XR Labs

Spatial audio and implementation for Unity VR/AR training simulations used in defence and public-safety contexts.

Role Technical Sound Designer (sole audio)
Company XR Labs Belgium
Domain Defence & Public Safety
Year 2025 - Present
Unity Steam Audio VR / AR Spatial Audio Perforce
Soldiers training in the XR Labs VR facility

Training DSU - XR Labs Belgium

Audio notes

Project video. Spatial audio and implementation for Unity VR/AR training simulations used in defence and public-safety contexts.

Spatial Audio for Training Decisions

At XR Labs Belgium, I am the audio owner on selected Unity VR/AR training simulations. I build and maintain spatial audio, occlusion, and implementation workflows for projects where sound has to support training decisions, not just atmosphere.

The trainees use sound as a key cue for locating threats when visibility is limited. A gunshot has to come from the right direction, at the right distance, through the right walls. I set up Steam Audio propagation so sounds reflect and occlude based on actual room geometry instead of baked approximations.

I work with Unity and Steam Audio, version-controlled through Perforce. The specifics are confidential, but the work is mostly spatial accuracy problems: making sure a voice behind a closed door sounds behind a closed door, not next to you. The non-confidential goal is for direction and distance cues to be clear enough that trainees can react without an extra UI prompt.
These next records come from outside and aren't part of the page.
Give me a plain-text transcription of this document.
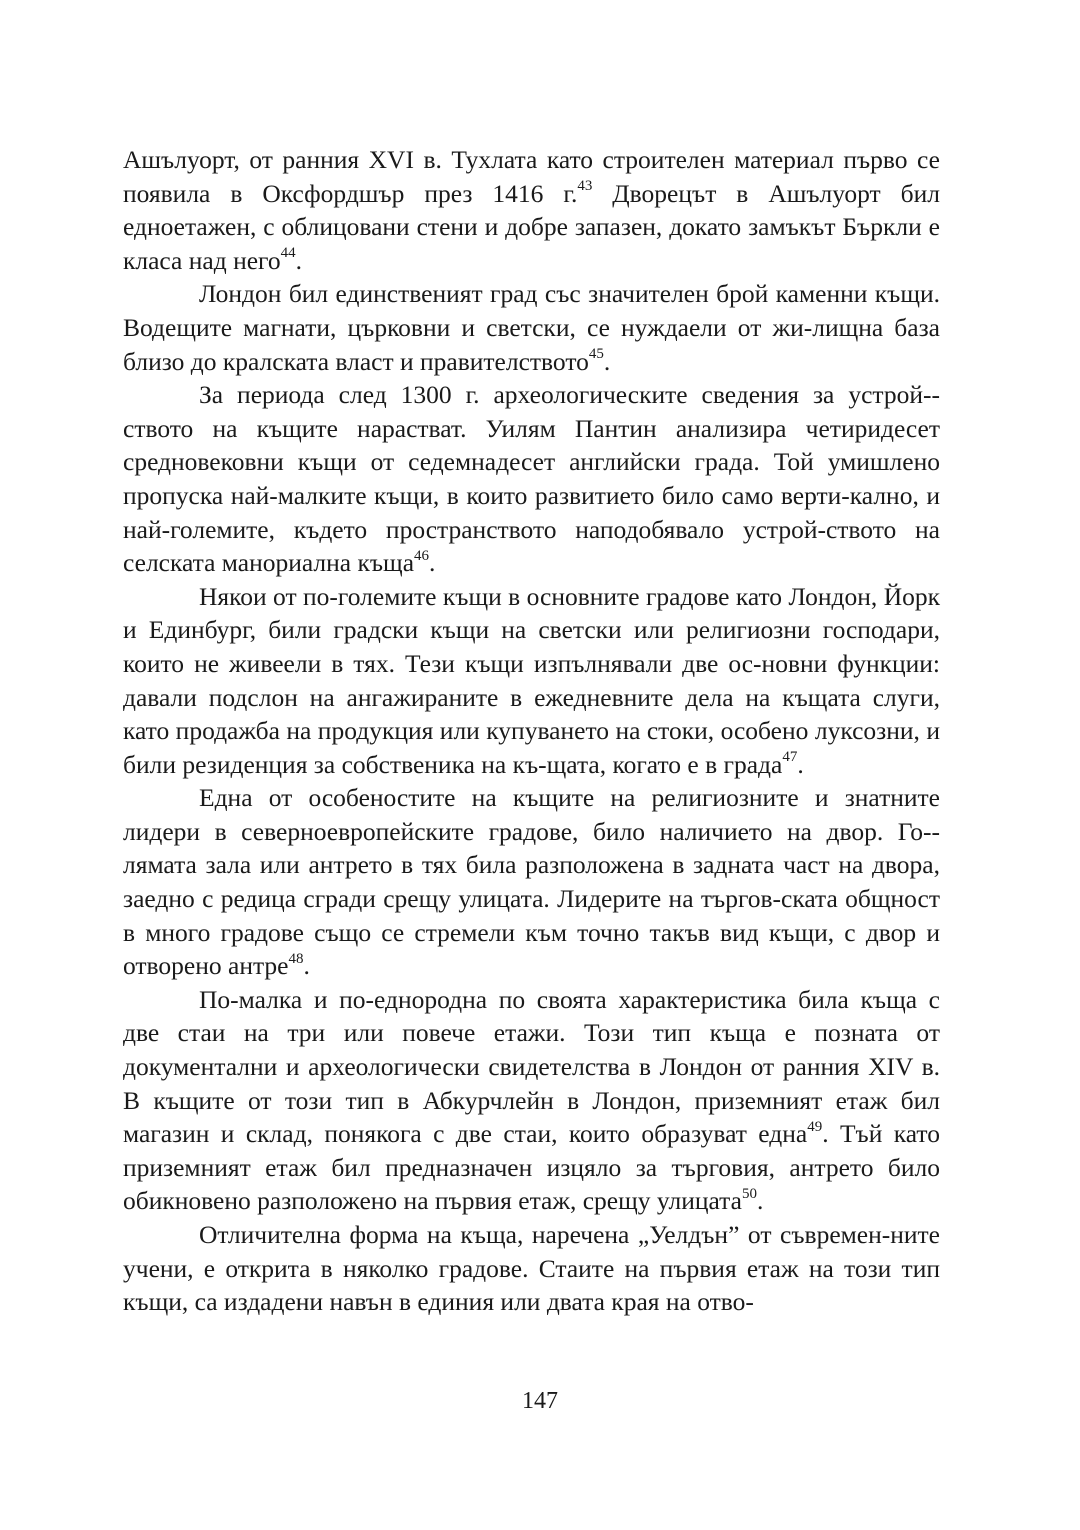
Ашълуорт, от ранния XVI в. Тухлата като строителен материал първо се появила в Оксфордшър през 1416 г.$^{43}$ Дворецът в Ашълуорт бил едноетажен, с облицовани стени и добре запазен, докато замъкът Бъркли е класа над него$^{44}$.

Лондон бил единственият град със значителен брой каменни къщи. Водещите магнати, църковни и светски, се нуждаели от жи-лищна база близо до кралската власт и правителството$^{45}$.

За периода след 1300 г. археологическите сведения за устрой-ството на къщите нарастват. Уилям Пантин анализира четиридесет средновековни къщи от седемнадесет английски града. Той умишлено пропуска най-малките къщи, в които развитието било само верти-кално, и най-големите, където пространството наподобявало устрой-ството на селската манориална къща$^{46}$.

Някои от по-големите къщи в основните градове като Лондон, Йорк и Единбург, били градски къщи на светски или религиозни господари, които не живеели в тях. Тези къщи изпълнявали две ос-новни функции: давали подслон на ангажираните в ежедневните дела на къщата слуги, като продажба на продукция или купуването на стоки, особено луксозни, и били резиденция за собственика на къ-щата, когато е в града$^{47}$.

Една от особеностите на къщите на религиозните и знатните лидери в северноевропейските градове, било наличието на двор. Го-лямата зала или антрето в тях била разположена в задната част на двора, заедно с редица сгради срещу улицата. Лидерите на търгов-ската общност в много градове също се стремели към точно такъв вид къщи, с двор и отворено антре$^{48}$.

По-малка и по-еднородна по своята характеристика била къща с две стаи на три или повече етажи. Този тип къща е позната от документални и археологически свидетелства в Лондон от ранния XIV в. В къщите от този тип в Абкурчлейн в Лондон, приземният етаж бил магазин и склад, понякога с две стаи, които образуват една$^{49}$. Тъй като приземният етаж бил предназначен изцяло за търговия, антрето било обикновено разположено на първия етаж, срещу улицата$^{50}$.

Отличителна форма на къща, наречена „Уелдън” от съвремен-ните учени, е открита в няколко градове. Стаите на първия етаж на този тип къщи, са издадени навън в единия или двата края на отво-

147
Spatial Cues Without Extra UI

Closed-Door Occlusion

The problem: a voice behind a door should sound blocked by the room, not simply quieter. I tune occlusion and propagation in Steam Audio so walls, doors, and corners change the sound before it reaches the trainee.

Readable Direction

Training scenarios often cannot rely on UI markers for threats. I make gunshots, voices, and movement cues match the room layout so trainees can react from audio direction and distance when visibility is limited.

Production Workflow

The work lives in Unity projects shared through Perforce, so implementation has to be repeatable. I keep audio settings and scene changes structured enough for designers and engineers to sync without breaking spatial behaviour.